I’ve been in the process of moving over stuff from my old site to this blog, so here’s an old blog post that I wrote in January 2012 about Bastion. It’s a little bit dated, but still cogent to the game industry in general.
I beat Bastion for the first time on Sunday and I noticed some things about it that I think can be interesting to anyone interested in games in general as well as storytelling, hence the title of this post. So, in a nutshell, here’s what I feel makes Bastion awesome, and how I think it could be applied to other games.
Gameplay. The exact definition is always iffy, but it’s basically what people usually buy games for, whether it’s a dignified and slow-paced puzzle gamer or a adrenaline-based first-person-shooter, gameplay is key. Some is more deep than others, but it’s a matter of taste. However, I found that Bastion hit something in all schools of gameplay, with some fast and twitchy running, rolling, and rampaging, but counterbalanced by exploration, clever tactics, and challenging enemies that encouraged strategy over frenetic massacres. Bastion may be very simple when it comes to gameplay (the “rules” can be summed up as dodging or blocking enemy attacks while retaliating with your own and remaining on solid platforms), but there’s several things that make it even more interesting. For one, there are areas that require the player to move quickly and gracefully whether in a fight or not, traditionally sections where bits of the floor fall out from under the main character while they are being forced in one direction. There isn’t much challenge in either part of the rules, but combining the two can be interesting. Similarly, who the player is fighting has an impact. Squirts are one of the first foes, and are relatively slow, simple, and weak. Anklegators, however, lurk underneath the ground and strike with stealth (and in the level the player encounters one, it strikes from tall grass) or speed, doing devastating damage; this essentially provides a forbidden area without requiring time criteria or an infinitely scrolling level on which to fight the boss. It is this mix of both easy and hard challenges that makes Bastion fun to play- in Who Knows Where the player can hear the story of the characters as told by the primary narrator while dodging foes and trying to stay on a relatively large arena (which can be challenging, since some foes remove bits of the floor).
The storytelling, however, is what keeps a player coming back to Bastion. I’m going to define storytelling a bit more broadly for video games than in traditional senses; storytelling in this context is everything. Every last aspect of Bastion makes up its story- the challenges the player faces, the art and settings they see, the music and sounds they hear, and, of course, the narration make up the story. There’s a reason Bastion received such great reviews, and it’s because everything is storytelling. Bastion has a Metacritic score of 86/100 for its Xbox version and 87/100 for its PC version, which is considered to be almost “Universally Acclaimed” by their standards (an arbitrary classification, but an important one). Games that are considered classic like Deus Ex or Fallout have a value of 90 and 89 respectively, so Bastion is rated pretty close to what are considered deities in the video game pantheon, and falling in the top 7% or so of games.

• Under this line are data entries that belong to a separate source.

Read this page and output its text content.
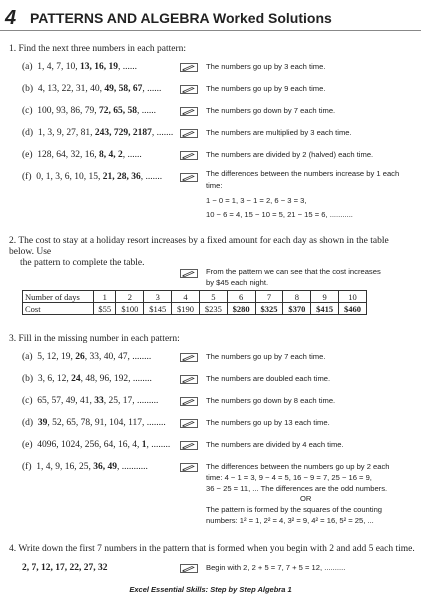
4 PATTERNS AND ALGEBRA Worked Solutions
1. Find the next three numbers in each pattern:
(a) 1, 4, 7, 10, 13, 16, 19, ......	The numbers go up by 3 each time.
(b) 4, 13, 22, 31, 40, 49, 58, 67, ......	The numbers go up by 9 each time.
(c) 100, 93, 86, 79, 72, 65, 58, ......	The numbers go down by 7 each time.
(d) 1, 3, 9, 27, 81, 243, 729, 2187, .......	The numbers are multiplied by 3 each time.
(e) 128, 64, 32, 16, 8, 4, 2, ......	The numbers are divided by 2 (halved) each time.
(f) 0, 1, 3, 6, 10, 15, 21, 28, 36, .......	The differences between the numbers increase by 1 each time:
1 − 0 = 1, 3 − 1 = 2, 6 − 3 = 3,
10 − 6 = 4, 15 − 10 = 5, 21 − 15 = 6, ...........
2. The cost to stay at a holiday resort increases by a fixed amount for each day as shown in the table below. Use
the pattern to complete the table.
From the pattern we can see that the cost increases
by $45 each night.
Number of days	1	2	3	4	5	6	7	8	9	10
Cost	$55	$100	$145	$190	$235	$280	$325	$370	$415	$460
3. Fill in the missing number in each pattern:
(a) 5, 12, 19, 26, 33, 40, 47, ........	The numbers go up by 7 each time.
(b) 3, 6, 12, 24, 48, 96, 192, ........	The numbers are doubled each time.
(c) 65, 57, 49, 41, 33, 25, 17, .........	The numbers go down by 8 each time.
(d) 39, 52, 65, 78, 91, 104, 117, ........	The numbers go up by 13 each time.
(e) 4096, 1024, 256, 64, 16, 4, 1, ........	The numbers are divided by 4 each time.
(f) 1, 4, 9, 16, 25, 36, 49, ...........	The differences between the numbers go up by 2 each
time: 4 − 1 = 3, 9 − 4 = 5, 16 − 9 = 7, 25 − 16 = 9,
36 − 25 = 11, ... The differences are the odd numbers.
OR
The pattern is formed by the squares of the counting
numbers: 1² = 1, 2² = 4, 3² = 9, 4² = 16, 5² = 25, ...
4. Write down the first 7 numbers in the pattern that is formed when you begin with 2 and add 5 each time.
2, 7, 12, 17, 22, 27, 32	Begin with 2, 2 + 5 = 7, 7 + 5 = 12, ..........
Excel Essential Skills: Step by Step Algebra 1
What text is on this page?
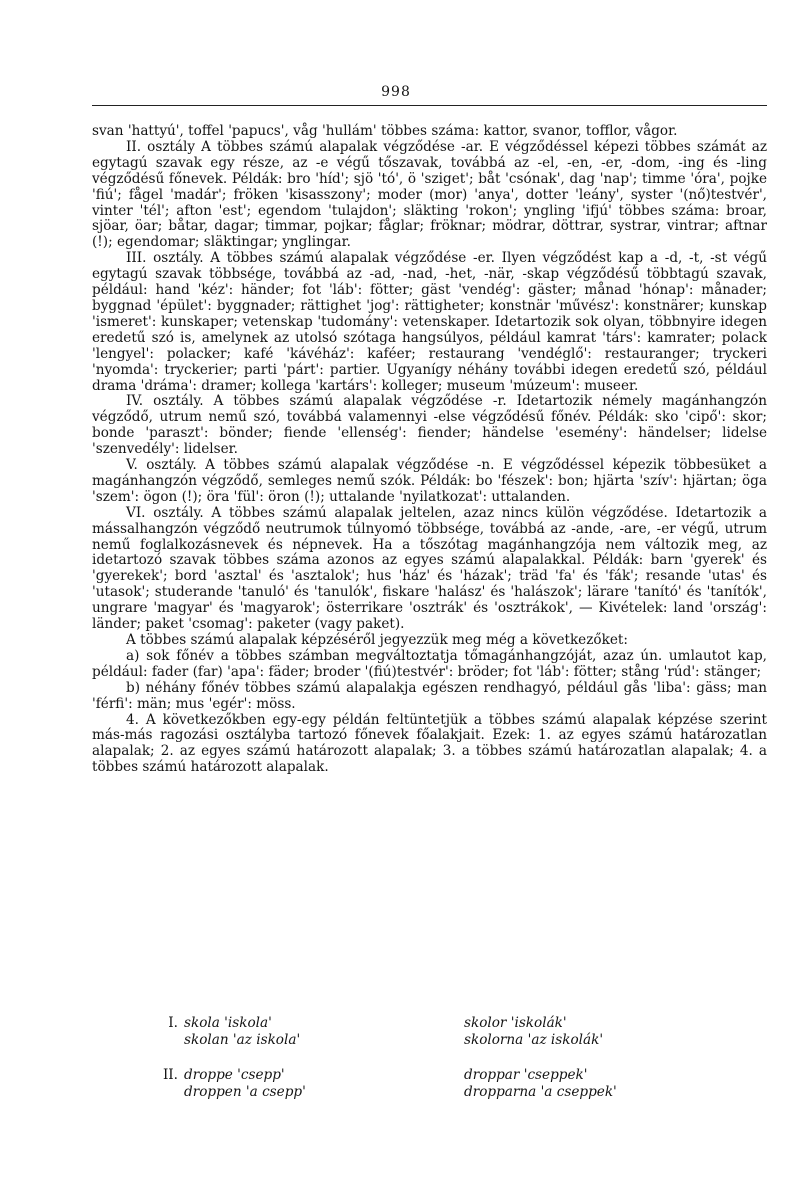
998

svan 'hattyú', toffel 'papucs', våg 'hullám' többes száma: kattor, svanor, tofflor, vågor.

II. osztály A többes számú alapalak végződése -ar. E végződéssel képezi többes számát az egytagú szavak egy része, az -e végű tőszavak, továbbá az -el, -en, -er, -dom, -ing és -ling végződésű főnevek. Példák: bro 'híd'; sjö 'tó', ö 'sziget'; båt 'csónak', dag 'nap'; timme 'óra', pojke 'fiú'; fågel 'madár'; fröken 'kisasszony'; moder (mor) 'anya', dotter 'leány', syster '(nő)testvér', vinter 'tél'; afton 'est'; egendom 'tulajdon'; släkting 'rokon'; yngling 'ifjú' többes száma: broar, sjöar, öar; båtar, dagar; timmar, pojkar; fåglar; fröknar; mödrar, döttrar, systrar, vintrar; aftnar (!); egendomar; släktingar; ynglingar.

III. osztály. A többes számú alapalak végződése -er. Ilyen végződést kap a -d, -t, -st végű egytagú szavak többsége, továbbá az -ad, -nad, -het, -när, -skap végződésű többtagú szavak, például: hand 'kéz': händer; fot 'láb': fötter; gäst 'vendég': gäster; månad 'hónap': månader; byggnad 'épület': byggnader; rättighet 'jog': rättigheter; konstnär 'művész': konstnärer; kunskap 'ismeret': kunskaper; vetenskap 'tudomány': vetenskaper. Idetartozik sok olyan, többnyire idegen eredetű szó is, amelynek az utolsó szótaga hangsúlyos, például kamrat 'társ': kamrater; polack 'lengyel': polacker; kafé 'kávéház': kaféer; restaurang 'vendéglő': restauranger; tryckeri 'nyomda': tryckerier; parti 'párt': partier. Ugyanígy néhány további idegen eredetű szó, például drama 'dráma': dramer; kollega 'kartárs': kolleger; museum 'múzeum': museer.

IV. osztály. A többes számú alapalak végződése -r. Idetartozik némely magánhangzón végződő, utrum nemű szó, továbbá valamennyi -else végződésű főnév. Példák: sko 'cipő': skor; bonde 'paraszt': bönder; fiende 'ellenség': fiender; händelse 'esemény': händelser; lidelse 'szenvedély': lidelser.

V. osztály. A többes számú alapalak végződése -n. E végződéssel képezik többesüket a magánhangzón végződő, semleges nemű szók. Példák: bo 'fészek': bon; hjärta 'szív': hjärtan; öga 'szem': ögon (!); öra 'fül': öron (!); uttalande 'nyilatkozat': uttalanden.

VI. osztály. A többes számú alapalak jeltelen, azaz nincs külön végződése. Idetartozik a mássalhangzón végződő neutrumok túlnyomó többsége, továbbá az -ande, -are, -er végű, utrum nemű foglalkozásnevek és népnevek. Ha a tőszótag magánhangzója nem változik meg, az idetartozó szavak többes száma azonos az egyes számú alapalakkal. Példák: barn 'gyerek' és 'gyerekek'; bord 'asztal' és 'asztalok'; hus 'ház' és 'házak'; träd 'fa' és 'fák'; resande 'utas' és 'utasok'; studerande 'tanuló' és 'tanulók', fiskare 'halász' és 'halászok'; lärare 'tanító' és 'tanítók', ungrare 'magyar' és 'magyarok'; österrikare 'osztrák' és 'osztrákok', — Kivételek: land 'ország': länder; paket 'csomag': paketer (vagy paket).

A többes számú alapalak képzéséről jegyezzük meg még a következőket:

a) sok főnév a többes számban megváltoztatja tőmagánhangzóját, azaz ún. umlautot kap, például: fader (far) 'apa': fäder; broder '(fiú)testvér': bröder; fot 'láb': fötter; stång 'rúd': stänger;

b) néhány főnév többes számú alapalakja egészen rendhagyó, például gås 'liba': gäss; man 'férfi': män; mus 'egér': möss.

4. A következőkben egy-egy példán feltüntetjük a többes számú alapalak képzése szerint más-más ragozási osztályba tartozó főnevek főalakjait. Ezek: 1. az egyes számú határozatlan alapalak; 2. az egyes számú határozott alapalak; 3. a többes számú határozatlan alapalak; 4. a többes számú határozott alapalak.

I. skola 'iskola'
skolan 'az iskola'
skolor 'iskolák'
skolorna 'az iskolák'
II. droppe 'csepp'
droppen 'a csepp'
droppar 'cseppek'
dropparna 'a cseppek'
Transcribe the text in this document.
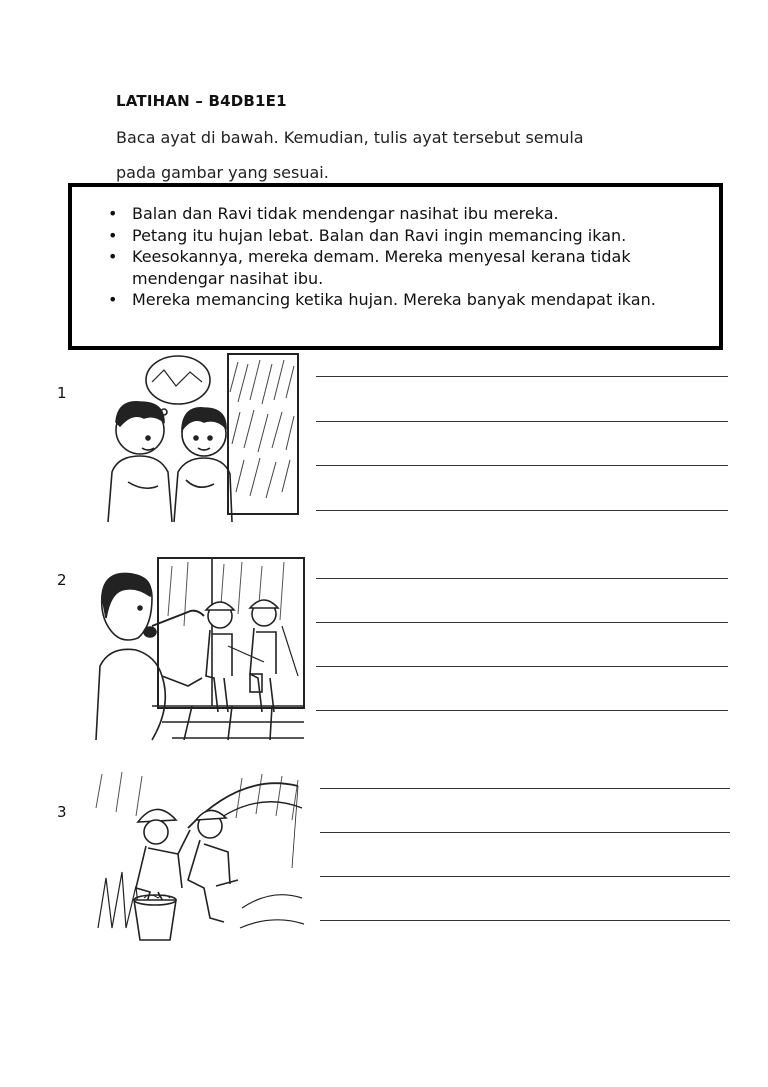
LATIHAN – B4DB1E1
Baca ayat di bawah. Kemudian, tulis ayat tersebut semula
pada gambar yang sesuai.
• Balan dan Ravi tidak mendengar nasihat ibu mereka.
• Petang itu hujan lebat. Balan dan Ravi ingin memancing ikan.
• Keesokannya, mereka demam. Mereka menyesal kerana tidak mendengar nasihat ibu.
• Mereka memancing ketika hujan. Mereka banyak mendapat ikan.
1
2
3
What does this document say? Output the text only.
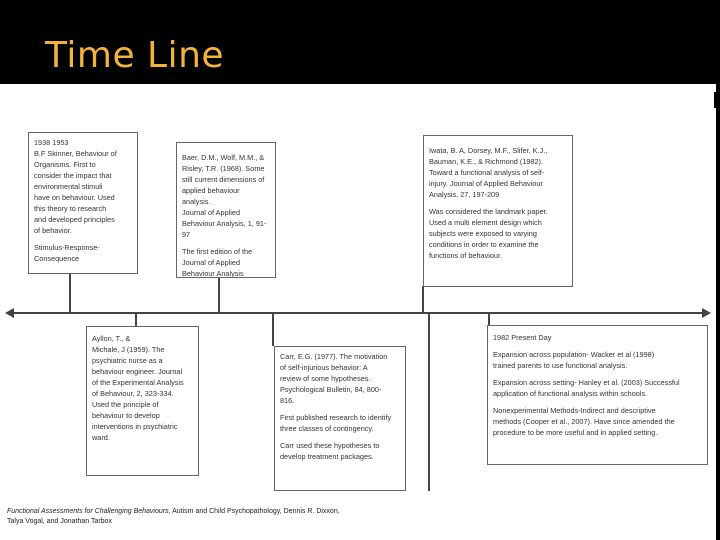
Time Line

1938 1953
B.F Skinner, Behaviour of
Organisms. First to
consider the impact that
environmental stimuli
have on behaviour. Used
this theory to research
and developed principles
of behavior.

Stimulus-Response-
Consequence

Baer, D.M., Wolf, M.M., &
Risley, T.R. (1968). Some
still current dimensions of
applied behaviour analysis.
Journal of Applied
Behaviour Analysis, 1, 91-97

The first edition of the
Journal of Applied
Behaviour Analysis

Iwata, B. A, Dorsey, M.F., Slifer, K.J.,
Bauman, K.E., & Richmond (1982).
Toward a functional analysis of self-
injury. Journal of Applied Behaviour
Analysis, 27, 197-209

Was considered the landmark paper.
Used a multi element design which
subjects were exposed to varying
conditions in order to examine the
functions of behaviour.

Ayllon, T., &
Michale, J (1959). The
psychiatric nurse as a
behaviour engineer. Journal
of the Experimental Analysis
of Behaviour, 2, 323-334.
Used the principle of
behaviour to develop
interventions in psychiatric
ward.

Carr, E.G. (1977). The motivation
of self-injurious behavior: A
review of some hypotheses.
Psychological Bulletin, 84, 800-
816.

First published research to identify
three classes of contingency.

Carr used these hypotheses to
develop treatment packages.

1982 Present Day

Expansion across population- Wacker et al (1998)
trained parents to use functional analysis.

Expansion across setting- Hanley et al. (2003) Successful
application of functional analysis within schools.

Nonexperimental Methods-Indirect and descriptive
methods (Cooper et al., 2007). Have since amended the
procedure to be more useful and in applied setting.

Functional Assessments for Challenging Behaviours, Autism and Child Psychopathology, Dennis R. Dixxon, Talya Vogal, and Jonathan Tarbox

There’s several reasons for this-its graphics may not be terribly demanding on video cards, but they still immerse the player, giving them a sense of connection to the storyline. The music stays in a coherent feel and moves the players through the story-some of the music also plays an active part in storytelling (Zia’s theme, for instance). The challenges and narrator are the directly obvious story- the narrator provides a recap of the player’s actions as well as describing events the player does not directly see, while the challenges are the player’s way of driving the story.
I found it very interesting that in Bastion, the game is almost entirely linear. There are only a handful of story-relevant actions; the rest of the game is entirely linear with various sidepaths that usually do not impact anything other than completion (i.e. going off on a dead end to gather a memento, which is used to gain additional bits of information from Rucks, the narrator, and Zia and Zulf, two other characters in the story. The interesting thing is that I found these mementos to be more valuable than upgrading the character-Bastion succeeded in telling a story that was valuable to me. I consider that a mark of a good game. Sure it’s what’s considered a progressive game and it may not have a billion hours of play-I’ve logged 18 hours and
I would say that if you buy one game this year, buy Bastion. Of course, it’s not the most expensive game, clocking in at fifteen dollars, but it’s got something that I feel a lot of AAA games lack-being a game that tells a story. Sure, most games “have” a story, but how many are a story? I believe that Bastion’s superiority over many games is derived from the fact that it is a story, rather than the fact that it tries to tell one- it just lets the player discover the story through their own actions.